Then when people who feel that way try to explain it to you, you dismiss them and argue with them and try to present gotchas as if we're all lying to you.
This isn't what I did, nor is it my intention. I'm pressing for the deeper reasonings and the logical continuations.
Because not everyone who wants to play a complex character wants to play a caster. We've told you that about a dozen times already.
Heard. But
should the game cater to
everyone's fantasy of their character. Is it bad design that some people can't choose a psionics class, for example? Or is it just another game design aspect?
Yep. It's a design choice. It just happens to be a bad one...because not everyone who wants a complex character wants to play a caster. As we've told you a dozen or so times.
I perfectly understand this. Which is why this seems to be going in circles.
What I understand:
- Some people would like a complex class that doesn't have spells.
WHat I don't understand
- Why these specific people must be catered to or its a problem.
Well, I also don't understand...
Because it forces certain choices and styles of play.
But it does the exact opposite in my eyes. Because now players have the choice to have the gameplay of a frontliner without complexity (champion), with a little complexity (battlemaster), and quite a bit more complexity (Eldritch Knight) but they also have the option to have a fully complex character (wizard), fully simple character (Champion) and all the ranges in-between.
I don't consider Warlocks a "simple caster." Between their Pact Magic, Invocation, Pact Boons, and Mystic Arcanum, they can be more complex than even a 3rd-caster easily. Plus, they aren't as resilient on the frontlines.

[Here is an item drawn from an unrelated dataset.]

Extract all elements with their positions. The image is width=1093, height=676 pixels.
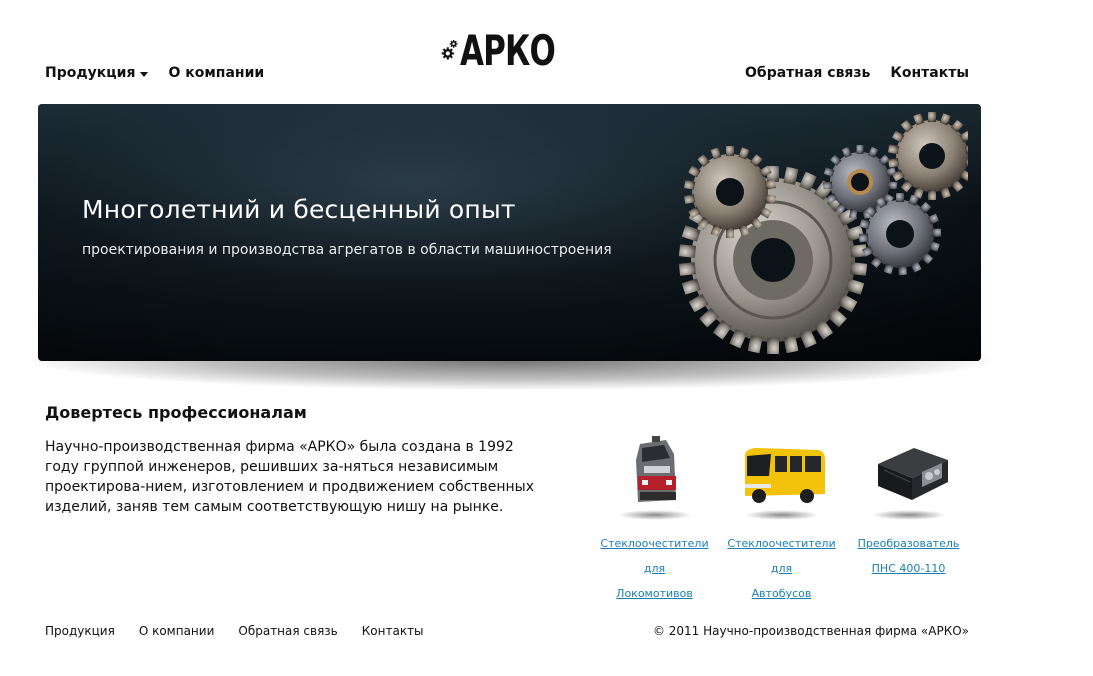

Except the reverse is true. Casters are so much better than martials that after the lowest levels there's basically nothing a martial character can do that a caster cannot do better, faster, or easier. See the simple damage comparison I posted above where the wizard smokes the fighter at damage output. See spells like knock and invisibility for how the wizard smokes the rogue at stealth and opening locks/doors.
As others have stated, your math was off.
Fighters at-will can do 48 (8d6+20) without any sort of fighting style buff or adjustment. Firebolt does 4d10, which is 22.
Even counting only ranged attacks, Fighter have access to Longbows while wizards still really only has firebolt. That's 4d8+20 which is 38 average damage compared to the firebolt's 22.
So fighters always will outdamage a caster's cantrip if they really want to. It takes higher level spells to pump bigger numbers...but those cost resources and aren't guaranteed to be effective.
Have some good faith for me and try my challenge. We have everything documented, I can't pull anything under the rug. If I wanted to lie, doing so like this would be the worse way to do it.
I'm giving every opportunity for this to be demonstrable but if it is a gotcha, people will catch on immediately. I won't make things up that I didn't already state unless its obtuse pieces of lore.
But I want to
see how wizards are just reliable in combat and effective when players must face typical high-level encounters. Obviously its not an Orc or a Lich, but those are the obvious fights. Wizards will eventually have to deal with foes that aren't just easily recognized by memory in the players.